4 out of 5 stars

They were flying over an endless desert at 220mph. It stretched to the horizon from both windows. Rather than feeling excited about the flight into Baghdad, Maxwell felt a touch of fear. This journey had begun a couple of years before when he had written to the man sitting alongside him on the plane, they met in London. He explained there would be no home comforts and it would be incredibly tough travelling. In the end, he agreed to take him the next time he was going there. That man dozing alongside him was the legendary explorer Wilfred Thesiger and this was to be Maxwell’s first trip to the marshes of southern Iraq.

It was a place where outsiders were treated with suspicion, and not many ventured into their waterscape made up of a mass of tiny islands in a maze of reeds and swamps. They stopped for a few days in Basra where they were joined by the lads that Thesiger used to help him navigate the wilderness. They then all piled into a car and headed south before turning off the road and heading to where the lads had left their canoe. Finally, he was heading into the marshes.

Under a storm sky this landscape, too, could seem bleak and terrible, but now it seemed a wonderland, and the colours had the brilliance and clarity of fine enamel.

He would accompany Thesiger as he visited the various places that he wanted to go on this visit. They would only stay one night before moving on to another home so they didn’t become too much of a burden on their host. Moving across the water in a shallow draught canoe when the wind was blowing a gale is a bit nerve-wracking; especially if the local guides seemed to be worried too.

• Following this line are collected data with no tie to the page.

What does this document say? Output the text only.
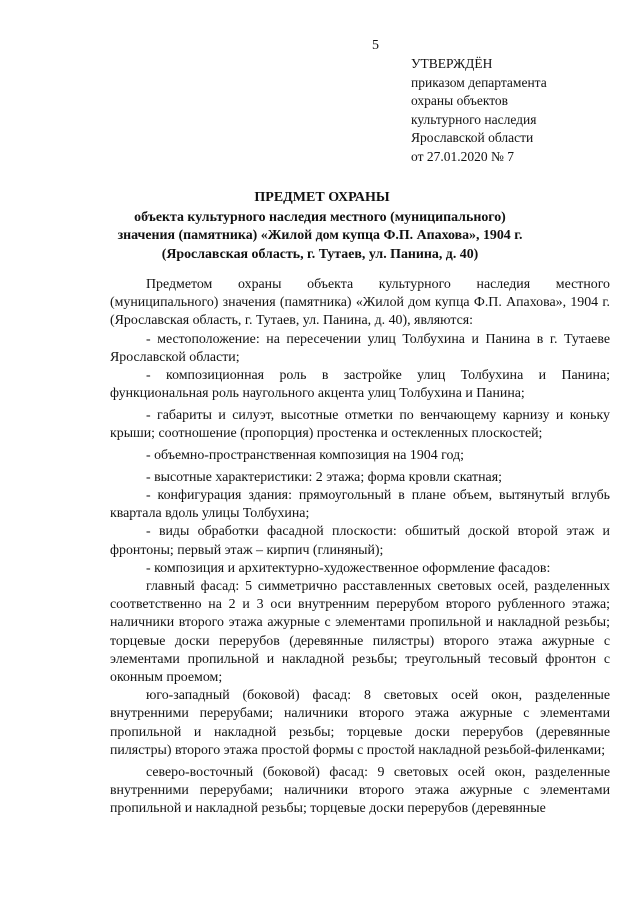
5
УТВЕРЖДЁН
приказом департамента
охраны объектов
культурного наследия
Ярославской области
от 27.01.2020 № 7
ПРЕДМЕТ ОХРАНЫ
объекта культурного наследия местного (муниципального) значения (памятника) «Жилой дом купца Ф.П. Апахова», 1904 г. (Ярославская область, г. Тутаев, ул. Панина, д. 40)

Предметом охраны объекта культурного наследия местного (муниципального) значения (памятника) «Жилой дом купца Ф.П. Апахова», 1904 г. (Ярославская область, г. Тутаев, ул. Панина, д. 40), являются:

- местоположение: на пересечении улиц Толбухина и Панина в г. Тутаеве Ярославской области;

- композиционная роль в застройке улиц Толбухина и Панина; функциональная роль наугольного акцента улиц Толбухина и Панина;

- габариты и силуэт, высотные отметки по венчающему карнизу и коньку крыши; соотношение (пропорция) простенка и остекленных плоскостей;

- объемно-пространственная композиция на 1904 год;

- высотные характеристики: 2 этажа; форма кровли скатная;

- конфигурация здания: прямоугольный в плане объем, вытянутый вглубь квартала вдоль улицы Толбухина;

- виды обработки фасадной плоскости: обшитый доской второй этаж и фронтоны; первый этаж – кирпич (глиняный);

- композиция и архитектурно-художественное оформление фасадов:

главный фасад: 5 симметрично расставленных световых осей, разделенных соответственно на 2 и 3 оси внутренним перерубом второго рубленного этажа; наличники второго этажа ажурные с элементами пропильной и накладной резьбы; торцевые доски перерубов (деревянные пилястры) второго этажа ажурные с элементами пропильной и накладной резьбы; треугольный тесовый фронтон с оконным проемом;

юго-западный (боковой) фасад: 8 световых осей окон, разделенные внутренними перерубами; наличники второго этажа ажурные с элементами пропильной и накладной резьбы; торцевые доски перерубов (деревянные пилястры) второго этажа простой формы с простой накладной резьбой-филенками;

северо-восточный (боковой) фасад: 9 световых осей окон, разделенные внутренними перерубами; наличники второго этажа ажурные с элементами пропильной и накладной резьбы; торцевые доски перерубов (деревянные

Maxwell is quite a good shot on land, shooting coots and ducks while sitting cross-legged in a gently rocking canoe is another matter. Sometimes he got lucky and sometimes he didn’t. As honoured guests, they attend weddings, watch dancers and share stories around the buffalo dung fires in the evenings. He watches how they construct their houses, and make the reed matting that is used for all manner of things.

It was a landscape as weird as a Lost World, and through it flew birds as strange and unfamiliar in flight as pterodactyls; snake-necked African darters, pygmy cormorants and halcyon kingfishers

The is the final book following on from Thesiger’s classic and Gavin Young’s Return To The Marshes in the triage of books I read about the Marsh Arabs. I think that I liked them all about the same but for a variety of different reasons. Thesiger and Young came across as more seasoned travellers, but in A Reed Shaken by the Wind, you got the sense that Maxwell was a little out of his depth travelling in the region for the first time.

Whilst he may have been outside his comfort zone, his prose can be magnificent at times. He has an eye for details about the people, their sparse but simple homes, the weather and the watery landscapes they are traversing in the canoes. I felt more of a sense of how it felt to be in the region more than with the other two authors. It was here too that he was to become the owner of an otter cub, Mijbil and the author of a book that would make him famous.